Preside della facoltà di Economia dal novembre del 1943 allo stesso mese del 1952, Agostino Origone succede a Rodolfo Ambrosino nella carica di Rettore dal 1958 al 1972. Importanti trasformazioni interessano l’Ateneo triestino in questo periodo, a partire dalla condivisione con le altre università italiane dei problemi derivanti dalle contestazioni del mondo studentesco: un problema, questo, che sebbene non conosca radicalizzazioni analoghe a quelle osservabili nel resto della Penisola consiglia comunque al Rettore di sospendere le cerimonie di inaugurazione dell’anno accademico, riprese solamente all’inizio degli anni Ottanta durante la reggenza Fusaroli. Se sul fronte interno si registrano dati positivi come l’inaugurazione della prima Casa dello Studente (1960) e, nel 1967, la creazione della facoltà di Medicina e Chirurgia (che aumenta l’offerta formativa a nove corsi di laurea), sul versante esterno Origone si trova costretto a fronteggiare le pressioni esercitate da Udine per ospitare insediamenti universitari finalizzati alla costituzione di un polo autonomo.
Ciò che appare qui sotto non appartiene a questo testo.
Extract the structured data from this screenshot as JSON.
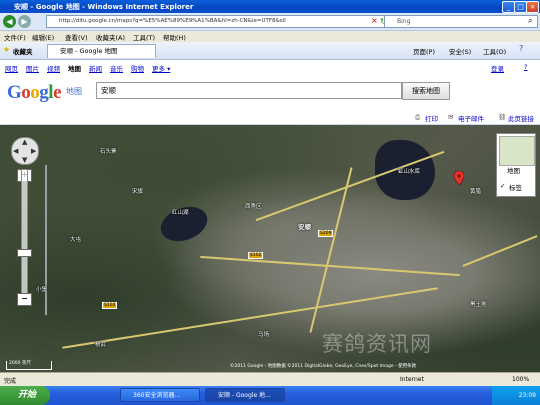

Le limitate concessioni con cui cerca di arginare questa situazione si risolvono nella dislocazione del biennio di Lingue e letterature straniere nel capoluogo friulano, provvedimento che causa alcuni malumori negli ambienti più conservatori dell’ateneo giuliano.
Dominato dalla possente figura di Origone, nel suo estremo ma assolutamente non algido realismo il dipinto sembra appellarsi ai canoni della ritrattistica ottocentesca. L’evidenza dei dati fisionomici è ottenuta con una definizione puntale e una visione che, pur mancando di idealizzazione, affida alla pennellata morbida e alle calde tonalità adottate il compito di addolcire la composizione. Tocchi allungati e ampie ombre concentrate nella parte sinistra della tela contribuiscono alla tornitura plastica delle forme senza però che questo modo di procedere intacchi la cura con cui sono resi i pochi particolari dell’opera. Il fazzoletto nel taschino, la cravatta e gli occhiali dalla spessa montatura così come la precisa scriminatura che disciplina i capelli argentati del Rettore assumono quasi il ruolo di indicatori caratteriali del personaggio, un intellettuale pacato e riservato che, pur essendo incline alla mediazione per la pacifica risoluzione dei conflitti, non intende recedere dall’ideale di prestigio approntato dai suoi predecessori (e da lui perseguito) per il bene dell’ateneo giuliano.
Nato a Shangai nel 1954 e attualmente residente a Padova, Zhou Zhiwei si è dedicato all’arte sin dall’infanzia dapprima sotto la guida di Yu Yunjie e Liu Kemin e successivamente seguendo i corsi dell’Accademia di Belle Arti della sua città. Giunto in Italia nel 1980 ha frequentato gli atelier di maestri del contemporaneo come Pietro Annigoni, Giacomo Manzù, Gregorio Sciltian e Riccardo Tommasi Ferroni senza trascurare nel contempo lo studio degli artisti nel passato, condotto visitando i principali musei del continente. Pur animato da una vivace vena poetica, nella sua opera Zhiwei si ispira alla varietà delle situazioni e dei “tipi” che animano il mondo, fonte di quell’inestimabile varietà e verità che, secondo lui, devono rimanere i soggetti privilegiati del fare artistico. L’atmosfera di sospensione percepibile nei suoi lavori se può essere letta come il retaggio di una più attuale Nuova Oggettività, è parallelamente il frutto della curiosa combinazione fra una visione semplice, che sola garantisce la sincerità del lavoro pittorico, e la piena consapevolezza della propria perizia tecnica. Autore di incisivi ritratti fra cui quello del presidente della Provincia di Pordenone Pavan e di numerosi critici di ambito nazionale, dal 1980 l’artista è stato protagonista di mostre personali in spazi pubblici e gallerie private che, partendo dal Triveneto, l’hanno spesso condotto all’estero. Insignito nel 2008 della targa del Presidente della Repubblica italiana, nello stesso anno Zhiwei è stato chiamato a partecipare alla collettiva realizzata a Pechino in occasione dei Giochi Olimpici.